Treasury boss Martin Parkinson says the case for tax reform is now urgent, with changes to the Goods and Services Tax part of the mix.
So tepid was the outlook for economic growth that wages were set to grow at only half their usual pace he told an Association of Mining and Exploration Companies breakfast in Perth. Incomes were likely to grow by by only 1 per cent per year in the decade ahead.
“It is hard to overstate the need for reforming the tax system,” he told the breakfast.
“If our public finances are not placed on a sustainable footing, tax reform becomes more difficult as time passes. Our tax mix is heavily weighted toward direct taxes on income — personal and corporate. If we were to leave our tax rates and bases as they are, our reliance on income taxes would grow over time.”
“We will move even further in this direction if, as we anticipate, the relative share of total indirect taxes continues its long-term decline, including the GST.”
A projected increase in the income tax take as more Australians were pushed into higher brackets meant that if Australia did nothing its “reliance on income taxes would grow.”
“Fiscal drag will pull someone on average full-time earnings into the 37 per cent tax bracket from 2015-16,” he said.
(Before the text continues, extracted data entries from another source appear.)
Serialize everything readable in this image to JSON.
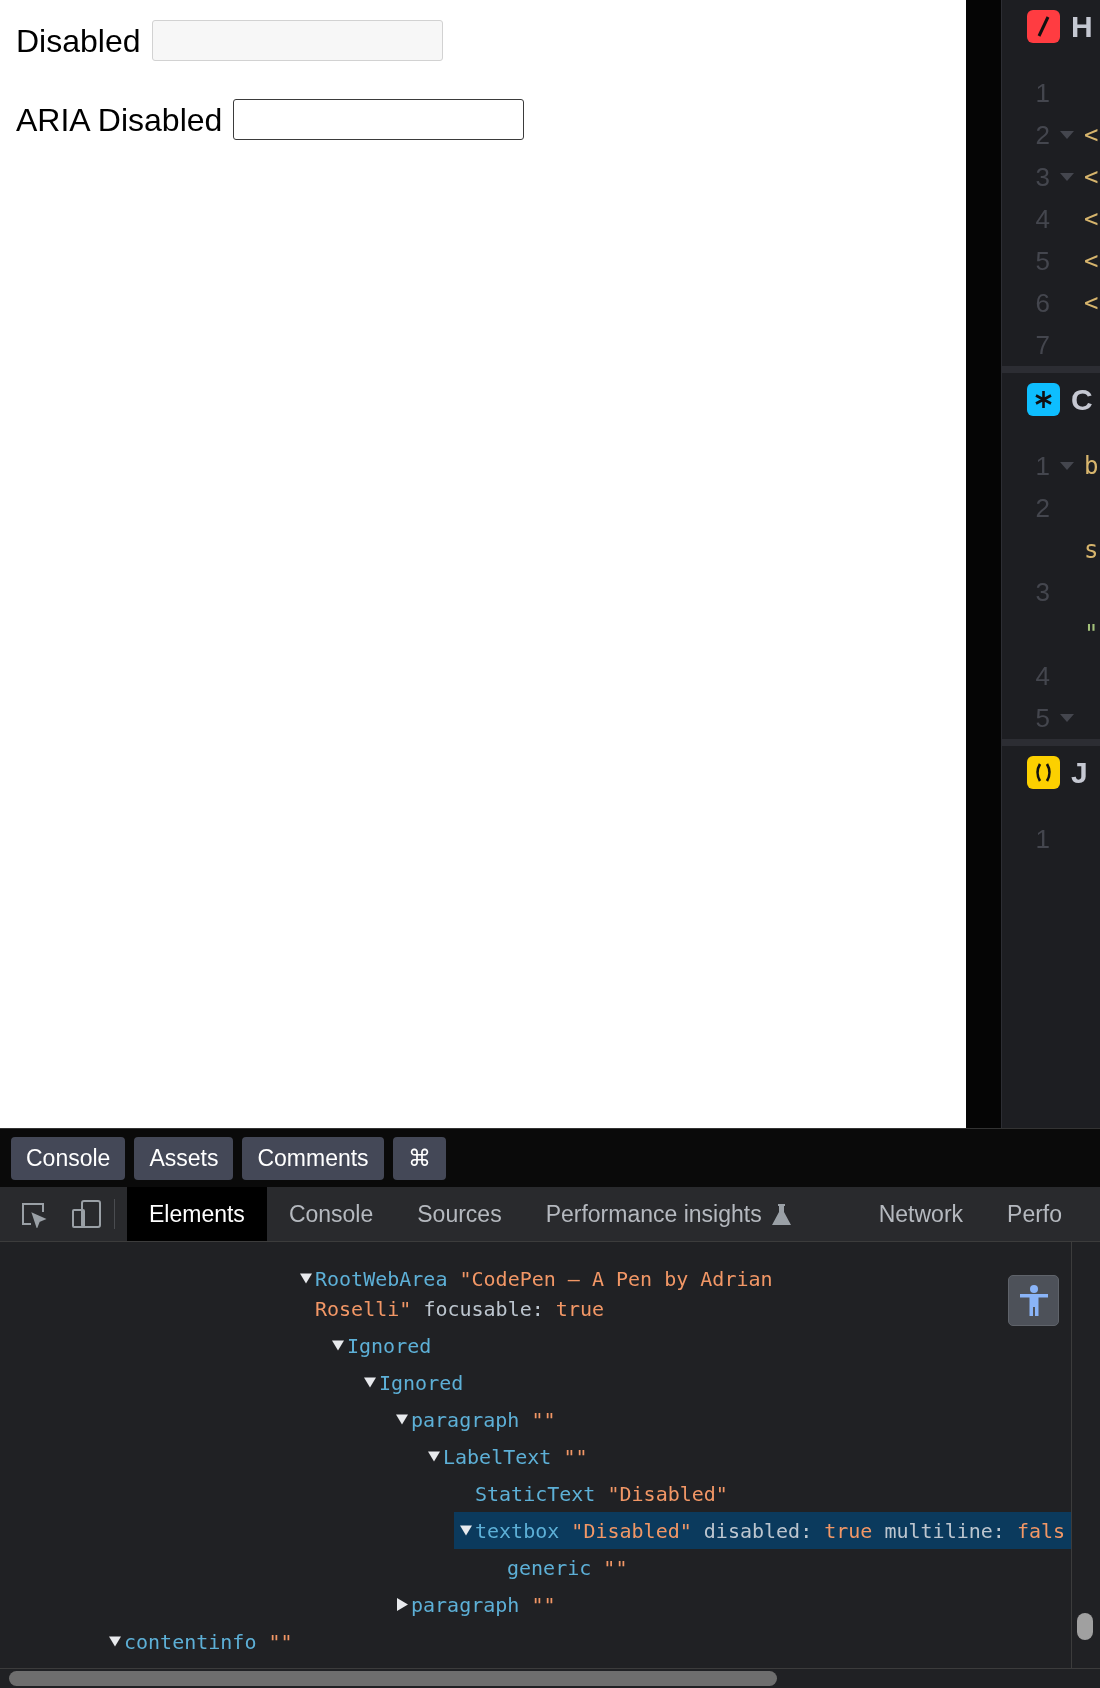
{
  "preview": {
    "fields": [
      {
        "label": "Disabled",
        "disabled": true
      },
      {
        "label": "ARIA Disabled",
        "disabled": false
      }
    ]
  },
  "editors": [
    {
      "kind": "html",
      "title": "H",
      "lines": [
        {
          "number": "1",
          "foldable": false
        },
        {
          "number": "2",
          "foldable": true,
          "code": "<",
          "color": "#d7b56d"
        },
        {
          "number": "3",
          "foldable": true,
          "code": "<",
          "color": "#d7b56d"
        },
        {
          "number": "4",
          "foldable": false,
          "code": "<",
          "color": "#d7b56d"
        },
        {
          "number": "5",
          "foldable": false,
          "code": "<",
          "color": "#d7b56d"
        },
        {
          "number": "6",
          "foldable": false,
          "code": "<",
          "color": "#d7b56d"
        },
        {
          "number": "7",
          "foldable": false
        }
      ]
    },
    {
      "kind": "css",
      "title": "C",
      "lines": [
        {
          "number": "1",
          "foldable": true,
          "code": "b",
          "color": "#d7b56d"
        },
        {
          "number": "2",
          "foldable": false,
          "continuation": "s",
          "color": "#d7b56d"
        },
        {
          "number": "3",
          "foldable": false,
          "continuation": "\"",
          "color": "#a3c17a"
        },
        {
          "number": "4",
          "foldable": false
        },
        {
          "number": "5",
          "foldable": true
        }
      ]
    },
    {
      "kind": "js",
      "title": "J",
      "lines": [
        {
          "number": "1",
          "foldable": false
        }
      ]
    }
  ],
  "drawer_tabs": [
    {
      "label": "Console"
    },
    {
      "label": "Assets"
    },
    {
      "label": "Comments"
    },
    {
      "label": "⌘"
    }
  ],
  "devtools": {
    "tabs": [
      {
        "label": "Elements",
        "selected": true,
        "experimental": false
      },
      {
        "label": "Console",
        "selected": false,
        "experimental": false
      },
      {
        "label": "Sources",
        "selected": false,
        "experimental": false
      },
      {
        "label": "Performance insights",
        "selected": false,
        "experimental": true
      },
      {
        "label": "Network",
        "selected": false,
        "experimental": false
      },
      {
        "label": "Perfo",
        "selected": false,
        "experimental": false
      }
    ],
    "tree": [
      {
        "role": "RootWebArea",
        "name": "\"CodePen – A Pen by Adrian Roselli\"",
        "props": [
          {
            "key": "focusable:",
            "value": "true"
          }
        ],
        "expanded": true,
        "selected": false,
        "children": [
          {
            "role": "Ignored",
            "expanded": true,
            "selected": false,
            "children": [
              {
                "role": "Ignored",
                "expanded": true,
                "selected": false,
                "children": [
                  {
                    "role": "paragraph",
                    "name": "\"\"",
                    "expanded": true,
                    "selected": false,
                    "children": [
                      {
                        "role": "LabelText",
                        "name": "\"\"",
                        "expanded": true,
                        "selected": false,
                        "children": [
                          {
                            "role": "StaticText",
                            "name": "\"Disabled\"",
                            "selected": false
                          },
                          {
                            "role": "textbox",
                            "name": "\"Disabled\"",
                            "props": [
                              {
                                "key": "disabled:",
                                "value": "true"
                              },
                              {
                                "key": "multiline:",
                                "value": "fals"
                              }
                            ],
                            "expanded": true,
                            "selected": true,
                            "children": [
                              {
                                "role": "generic",
                                "name": "\"\"",
                                "selected": false
                              }
                            ]
                          }
                        ]
                      }
                    ]
                  },
                  {
                    "role": "paragraph",
                    "name": "\"\"",
                    "expanded": false,
                    "selected": false
                  }
                ]
              }
            ]
          }
        ]
      },
      {
        "role": "contentinfo",
        "name": "\"\"",
        "expanded": true,
        "selected": false
      }
    ]
  }
}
It would lift the average tax rate faced by a taxpayer earning the projected average wage from 23 to 28 per cent by 2024-25 , an increase of almost one quarter.
“Without conscious change, the economic cost of raising tax from our current tax mix will increase,” he said...
The upcoming inquiries into tax and federal-state relations would provide triggers.
“Closely aligning these white papers provides a once-in-a-generation opportunity for engagement, debate, analysis and, ultimately, reform,” he said.
Mining investment was “set to shift from being a major contributor to economic growth to a detractor”.
Mining exports would continue to climb in the years but export prices looked set to continue to fall. The economy would need to “heavily rely on other sectors” if it was to return to trend growth.
Improvements in the productivity of mining would not lift Australian incomes as much as might be thought. Around four-fifths of the returns would flow overseas.